Canggung dan Malu Bicara Firewall
Di Indonesia, publik menyaksikan fenomena menarik. Konsep firewall sangat jarang diangkat sebagai berita, kecuali ketika sesuatu yang dipandang mengarah ke skandal (seperti kasus yang dibicarakan di awal tulisan ini) terjadi. Firewall sering dijadikan senjata pertahanan membela diri.
Di sisi lain, publik dengan jelas menangkap relasi mesra kolaborasi media dengan institusi bisnis, pemerintah atau militer yang berpotensi menerobos tembok api itu. Kolaborasi itu bisa dibungkus dengan berbagai bentuk proyek. Mulai dari kontrak kemitraan komersial hingga proyek pelatihan jurnalistik dan literasi digital. Manajemen media umumnya menggunakan masker retoris untuk setiap pertanyaan kritis atas kolaborasi itu. "Tenang saja, kami profesional. Kami memiliki firewall yang menjaga redaksi tetap independen."
Secara etimologis, penggunaan istilah firewall (tembok api) dalam jurnalisme berasal dari istilah firewall sebagai dinding fisik tahan api pada bangunan atau kendaraan untuk mencegah kobaran api merembet. Namun, istilah yang muncul pertama kali pada tahun 1800an ini, diadopsi terlebih dahulu oleh dunia komputer, sebagai dinding keamanan. Pada tahun 1990an istilah ini diadopsi oleh dunia jurnalistik sebagai dinding api yang mematikan bila dilintasi.
Pemisahan antara ruang redaksi dan ruang komersial memang sangat umum mengambil metafora tembok. Ini dipakai untuk menekankan keterpisahan total di antar keduanya [7]. Jauh sebelum era komputer, di awal abad ke-20, sekat jurnalisme ini digambarkan dengan metafora yang jauh lebih sakral dan filosofis: tembok pemisah antara Gereja dan Negara (separation of Church and State) [8]. Redaksi adalah "Gereja" tempat kebenaran dan idealisme dipelihara secara suci, sedangkan manajemen bisnis adalah "Negara" yang pragmatis dan penuh kalkulasi duniawi.

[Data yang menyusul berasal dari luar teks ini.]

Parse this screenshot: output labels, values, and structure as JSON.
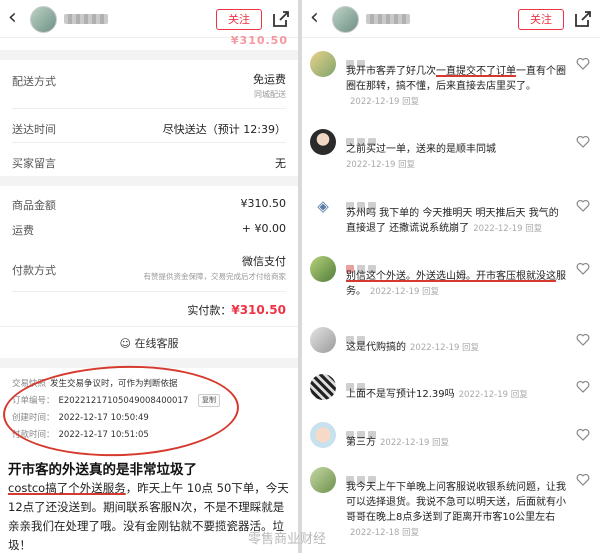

Betapa ‘sakralnya’ konsep di balik firewall, maka para jurnalis yang hidup dan bertugas di era 1990-an, akan merasa canggung dan malu mendengar kata firewall diucapkan begitu enteng seperti saat ini. Pada masa pra-reformasi, para pelaku pers di ruang redaksi menyadari sepenuhnya batasan sensor, garis politik pemilik modal, serta ancaman nyata dari kekuasaan. Wartawan di era 1990-an pada umumnya merasa tabu untuk menguliahi publik dengan istilah-istilah suci sejenis firewall, sebab mereka sadar hal itu hanya akan menjebak mereka dalam kubangan hipokrisi.
Mengeklaim keberadaan pagar api di tengah ketergantungan hidup pada restu politik dan kucuran anggaran penguasa adalah sebuah penyesatan intelektual. Jangan sampai menjadi cakap angin, kata orang Medan. Atau omon-omon, kata anak muda zaman sekarang.

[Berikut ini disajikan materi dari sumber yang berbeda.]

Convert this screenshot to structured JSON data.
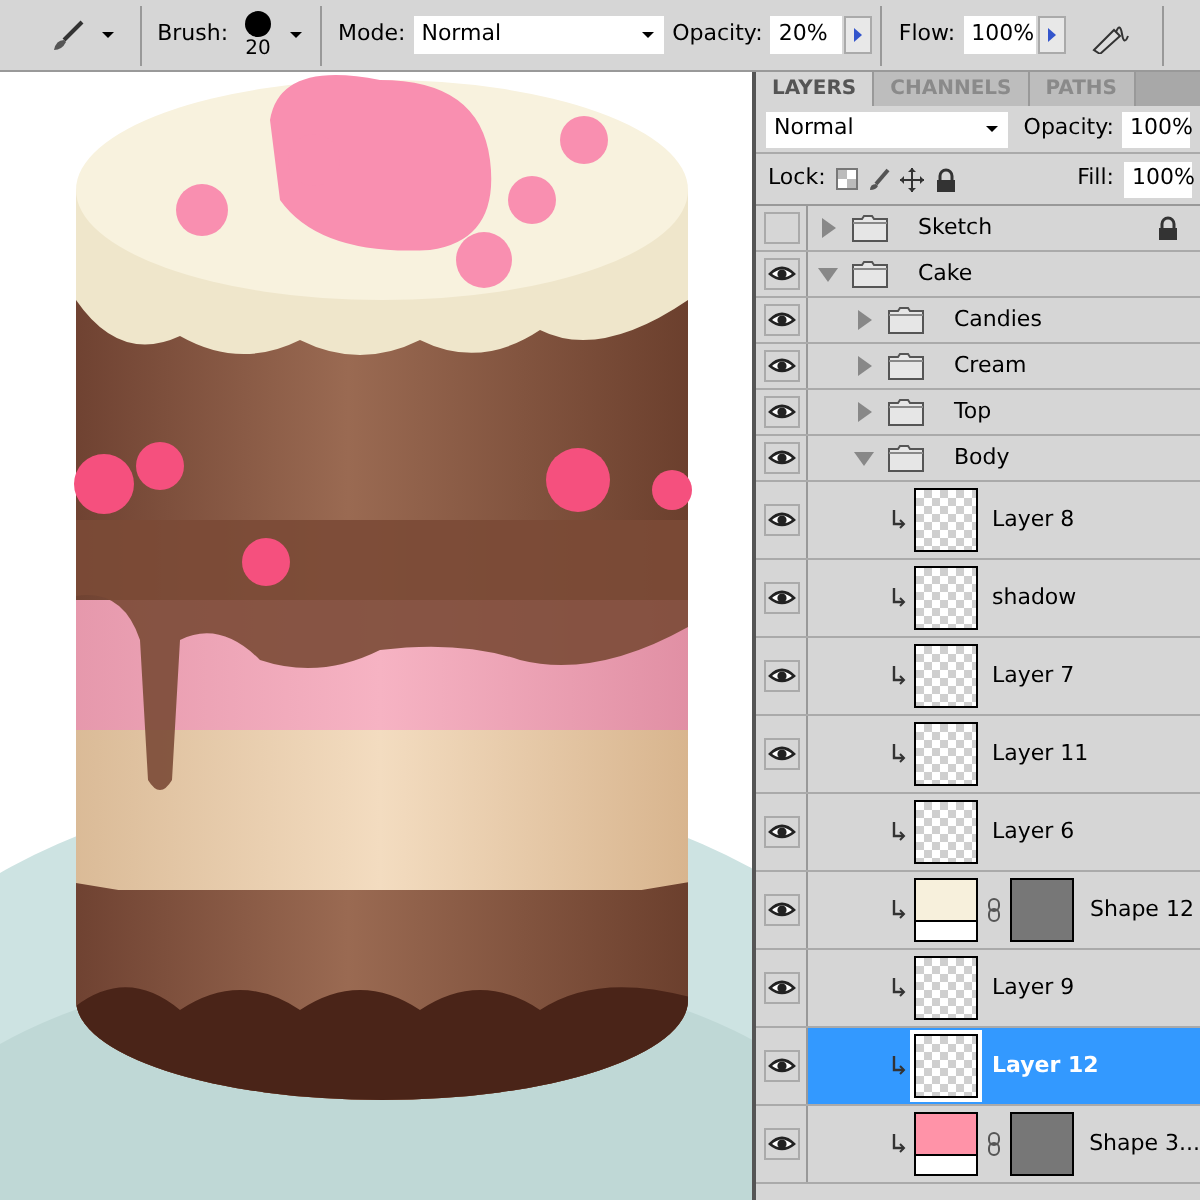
{
  "toolbar": {
    "brush_label": "Brush:",
    "brush_size": "20",
    "mode_label": "Mode:",
    "mode": "Normal",
    "opacity_label": "Opacity:",
    "opacity": "20%",
    "flow_label": "Flow:",
    "flow": "100%"
  },
  "panel": {
    "tabs": [
      {
        "label": "LAYERS",
        "selected": true
      },
      {
        "label": "CHANNELS",
        "selected": false
      },
      {
        "label": "PATHS",
        "selected": false
      }
    ],
    "blend_mode": "Normal",
    "opacity_label": "Opacity:",
    "opacity": "100%",
    "lock_label": "Lock:",
    "fill_label": "Fill:",
    "fill": "100%",
    "layers": [
      {
        "kind": "group",
        "name": "Sketch",
        "visible": false,
        "locked": true,
        "expanded": false,
        "selected": false
      },
      {
        "kind": "group",
        "name": "Cake",
        "visible": true,
        "expanded": true,
        "selected": false,
        "children": [
          {
            "kind": "group",
            "name": "Candies",
            "visible": true,
            "expanded": false,
            "selected": false
          },
          {
            "kind": "group",
            "name": "Cream",
            "visible": true,
            "expanded": false,
            "selected": false
          },
          {
            "kind": "group",
            "name": "Top",
            "visible": true,
            "expanded": false,
            "selected": false
          },
          {
            "kind": "group",
            "name": "Body",
            "visible": true,
            "expanded": true,
            "selected": false,
            "children": [
              {
                "kind": "layer",
                "name": "Layer 8",
                "visible": true,
                "selected": false
              },
              {
                "kind": "layer",
                "name": "shadow",
                "visible": true,
                "selected": false
              },
              {
                "kind": "layer",
                "name": "Layer 7",
                "visible": true,
                "selected": false
              },
              {
                "kind": "layer",
                "name": "Layer 11",
                "visible": true,
                "selected": false
              },
              {
                "kind": "layer",
                "name": "Layer 6",
                "visible": true,
                "selected": false
              },
              {
                "kind": "shape",
                "name": "Shape 12",
                "visible": true,
                "selected": false,
                "color": "#f7f0dc"
              },
              {
                "kind": "layer",
                "name": "Layer 9",
                "visible": true,
                "selected": false
              },
              {
                "kind": "layer",
                "name": "Layer 12",
                "visible": true,
                "selected": true
              },
              {
                "kind": "shape",
                "name": "Shape 3...",
                "visible": true,
                "selected": false,
                "color": "#ff93a8"
              }
            ]
          }
        ]
      }
    ]
  }
}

Lahir dan Besar dari Rahim Kekuasaan
Mengapa narasi firewall di Indonesia terasa begitu berat? Jawabannya ada pada genetika sejarah pers nasional sendiri. Berbeda dengan tradisi pers Barat yang diidealkan tumbuh dari pasar bebas dan kekuatan langganan pembaca mandiri, mayoritas konglomerasi media besar di Indonesia lahir dan membesar dari rahim kekuasaan atau proyek pemerintah.

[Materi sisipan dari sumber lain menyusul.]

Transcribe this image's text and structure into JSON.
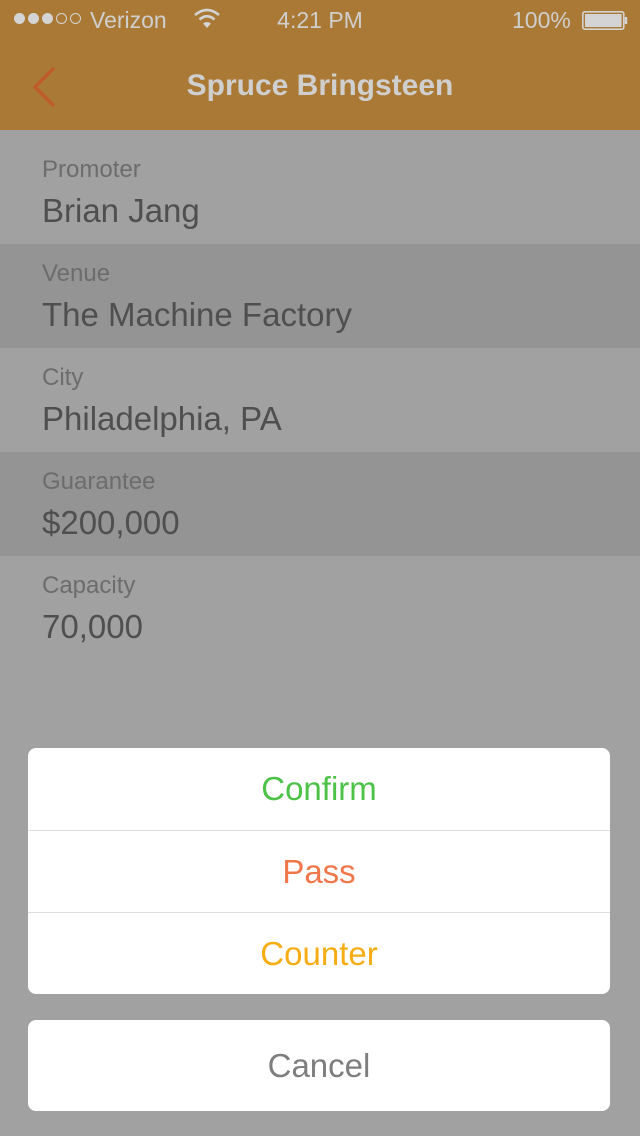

Banyak di antara grup media yang bertahan hingga hari ini lolos dari seleksi alam tidak dapat dilepaskan dari relasi dengan rezim masa lalu melalui sistem SIUPP (Surat Izin Usaha Penerbitan Pers). Mereka dibesarkan oleh fasilitas negara, konsesi bisnis, dan kedekatan dengan elite penguasa. Sejarah pers nasional tidak didesain untuk menciptakan pengawas absolut, melainkan mitra pembangunan yang hangat.
Sejarah juga secara konsisten menunjukkan media yang mencoba mempraktikkan firewall sejati secara kaku akan megap-megap. Mereka yang mencoba menjadi oposisi murni kalau tidak dibredel (di era bredel masih berlaku), mereka harus hidup megap-megap secara finansial karena diboikot oleh pengiklan yang ketakutan.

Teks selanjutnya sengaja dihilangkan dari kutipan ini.